Tag Archives: Squirrels

Art on the installment plan

She can’t open the window more than a few centimeters, for if she does, the squirrel that prowls the fire escape will collapse its skull, creep into her kitchen, and steal one of her bananas. She doesn’t know for a fact that the felonious squirrel likes bananas, but she never would have guessed that it liked tomatoes either, and over the summer it stole several of them right out of the fruit bowl.

Why can’t she give this squirrel a banana? She has a whole bunch of them. Who is she, Donald Trump? Would she also withhold milk from a crying baby?


 The Japanese shoguns had the unusual distinction of being perhaps the only major rulers ever to eradicate firearms. In 1587, the shogun declared that all non-samurai were required to hand over weapons—both guns and swords—to the government, which had announced it was going to use the metal in the construction of an enormous statue of Buddha. (Facts & Details)

She wonders if disarmament would work in the United States if artists promised a statue of Jesus to the owners of assault rifles.


Facebook: where people go to announce the death of their cats.


It’s been weeks since she effectively made her way out of bed. Yesterday he bellyflopped onto the mattress beside her and then diverted her with his repertoire of comical swimming strokes, as if the bed were a pool or an ocean and not a queen-sized black hole of ruminating despair. “I’m sorry,” he said, getting to his feet after he’d shown her his butterfly. “I’m being codependent.”


They bought a print from an artist down the street. The artist told them that a middle-school janitor had bought the original painting. The man had poked his head into the artist’s studio one day to inquire about the price of the oil portrait in the window. “Three thousand dollars,” the artist told him. “Damn,” said the janitor, and departed. Thirty minutes later he was back. “I’ll give you two hundred dollars for it every month for the next fifteen months,” he said. The artist agreed. Fifteen months later, the janitor took the portrait home. He occasionally texts the artist a photograph of himself hanging out at home with his arm around the painting.

Everyone is depressed, but not everyone has squirrel rabies

A couple days ago M and I were walking through Riverside Park at sunset trying to work up an appetite for dinner because not an hour beforehand we’d eaten Ben & Jerry’s ice cream for lunch, as grownups do. Pretty soon we discovered a city squirrel on our heels. Feeling proud of ourselves for attracting [I have rabies] such an exotic creature, we began coaxing it closer to us with terms of endearment and fake food. The squirrel [Rabies is what I have] inched close enough to M’s outstretched, empty hand [Rabies what] to realize he was being faked out, then he scampered away. “Damn,” said M. “Do you [Rabid rabid raps a lot] have any food in your purse?”

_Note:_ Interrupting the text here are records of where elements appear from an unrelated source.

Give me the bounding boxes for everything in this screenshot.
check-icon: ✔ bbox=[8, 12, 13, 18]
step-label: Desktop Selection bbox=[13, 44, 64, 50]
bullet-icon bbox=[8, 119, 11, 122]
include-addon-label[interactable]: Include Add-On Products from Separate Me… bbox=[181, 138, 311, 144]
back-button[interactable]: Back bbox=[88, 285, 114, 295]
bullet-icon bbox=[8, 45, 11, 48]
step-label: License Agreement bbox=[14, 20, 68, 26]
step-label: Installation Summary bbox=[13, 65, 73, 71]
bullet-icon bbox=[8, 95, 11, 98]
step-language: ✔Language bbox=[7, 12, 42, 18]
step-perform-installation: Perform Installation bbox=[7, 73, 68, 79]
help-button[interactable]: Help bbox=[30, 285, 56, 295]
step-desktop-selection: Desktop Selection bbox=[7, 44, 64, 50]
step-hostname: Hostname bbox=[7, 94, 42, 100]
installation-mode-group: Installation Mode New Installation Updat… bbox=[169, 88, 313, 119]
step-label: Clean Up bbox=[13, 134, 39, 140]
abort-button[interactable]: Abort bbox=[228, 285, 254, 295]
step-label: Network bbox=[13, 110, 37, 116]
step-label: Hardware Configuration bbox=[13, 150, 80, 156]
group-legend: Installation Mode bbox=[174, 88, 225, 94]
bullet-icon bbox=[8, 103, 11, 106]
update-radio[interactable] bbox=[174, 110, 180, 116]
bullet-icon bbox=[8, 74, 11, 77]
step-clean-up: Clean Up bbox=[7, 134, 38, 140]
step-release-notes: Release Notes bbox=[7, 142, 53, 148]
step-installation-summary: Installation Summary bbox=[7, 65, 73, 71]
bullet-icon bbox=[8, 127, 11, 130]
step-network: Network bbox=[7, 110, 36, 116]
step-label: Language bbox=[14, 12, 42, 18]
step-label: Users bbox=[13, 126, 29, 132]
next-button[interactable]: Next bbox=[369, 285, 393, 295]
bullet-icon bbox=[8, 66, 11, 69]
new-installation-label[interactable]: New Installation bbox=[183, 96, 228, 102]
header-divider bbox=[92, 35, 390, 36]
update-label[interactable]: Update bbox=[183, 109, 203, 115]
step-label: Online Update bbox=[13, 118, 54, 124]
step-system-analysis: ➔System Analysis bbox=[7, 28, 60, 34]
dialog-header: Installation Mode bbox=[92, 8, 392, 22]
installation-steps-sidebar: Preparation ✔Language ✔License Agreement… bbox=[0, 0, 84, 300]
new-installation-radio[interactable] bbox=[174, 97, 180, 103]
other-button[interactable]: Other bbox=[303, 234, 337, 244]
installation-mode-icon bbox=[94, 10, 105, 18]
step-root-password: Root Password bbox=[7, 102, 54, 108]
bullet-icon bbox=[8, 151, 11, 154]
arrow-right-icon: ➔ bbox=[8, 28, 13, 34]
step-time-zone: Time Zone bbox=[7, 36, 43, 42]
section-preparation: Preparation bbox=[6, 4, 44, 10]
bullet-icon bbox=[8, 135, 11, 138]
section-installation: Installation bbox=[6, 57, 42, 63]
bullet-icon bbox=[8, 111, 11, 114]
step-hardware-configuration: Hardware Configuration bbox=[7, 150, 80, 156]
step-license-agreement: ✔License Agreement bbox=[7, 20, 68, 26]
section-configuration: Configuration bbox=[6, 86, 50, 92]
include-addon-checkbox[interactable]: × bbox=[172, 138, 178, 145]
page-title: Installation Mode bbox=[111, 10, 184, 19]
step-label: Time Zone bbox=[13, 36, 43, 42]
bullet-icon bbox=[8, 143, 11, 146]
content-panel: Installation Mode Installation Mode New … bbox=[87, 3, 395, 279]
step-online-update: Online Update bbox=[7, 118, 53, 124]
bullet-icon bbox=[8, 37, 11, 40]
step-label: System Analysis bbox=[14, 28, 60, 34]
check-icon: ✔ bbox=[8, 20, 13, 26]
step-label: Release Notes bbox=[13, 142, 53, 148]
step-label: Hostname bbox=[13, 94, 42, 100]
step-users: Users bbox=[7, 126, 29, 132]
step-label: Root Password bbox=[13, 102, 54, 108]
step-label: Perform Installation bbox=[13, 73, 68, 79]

“Yeah right,” I said, insulted that M would assume I’m some kind of snack hoarder [It’s time to bite everything]. I reached into my bag to indicate that it was empty save for my wallet and great literature, and like some kind of witch I pulled out a packet of Chick Fil A granola [Heads off chickens] I’d been hoarding for a week. Never has a more ideal squirrel food [Blood] materialized [Blood] out of nowhere [Blood]. And so began our quest to feed a squirrel [I’ll come in the dead of night like a vampire bat] from our hands.

You know how Emerson said if the stars only appeared one night every thousand years or whatever [I’ll suck the blood from the stars], everyone would freak out because they’re so beautiful? Well city squirrels are actually really cute. Their adorable little faces [Eat the eyeballs first]. Their soft fur for petting [Clot with pink saliva]. Their teenie tiny paws that press down on your hand while the teeth crunch granola [Foam at the mouth]. I love them so much.

After thirty minutes of vigorous effort, I earned the trust of an adolescent squirrel in a tree. He followed the trail of Chick Fil A cereal directly into my palm–who wouldn’t?–and began [I’ll eat you then you can eat me and we can all be the same] chewing ecstatically. It was perhaps the best moment of my life. And then a dog [Sink my teeth into your skin] walked by. The squirrel dropped the granola in its mouth and clamped down on my finger instead. The Disney cartoon I’d been inhabiting [I’m not naturally aggressive I just want to eat everybody] suddenly turned into a remake of Cujo and I was shaking a filthy, rabid rodent off my hand before it could inflict me with its poison.

M and I both felt a little sheepish afterward. M lit a cigarette. We texted my mom. Had I gotten the tetanus shot she’d told me to get when my nephew was born? No. Karma. We left the park in a hurry. Googled “squirrel rabies.” So far I think I’m okay [Cow blood tastes the best], but I’m monitoring my emotional responses more ardently than usual. Now if I feel especially misanthropic or ferocious, I have to wonder.

The most telling part about this story [Last night I killed four subway rats with my bare hands] is that the night after the squirrel attacked my finger, I dreamed about an animal biting the same digit. Except in the dream incident, my subconscious saw fit to transform the squirrel into a bald eagle.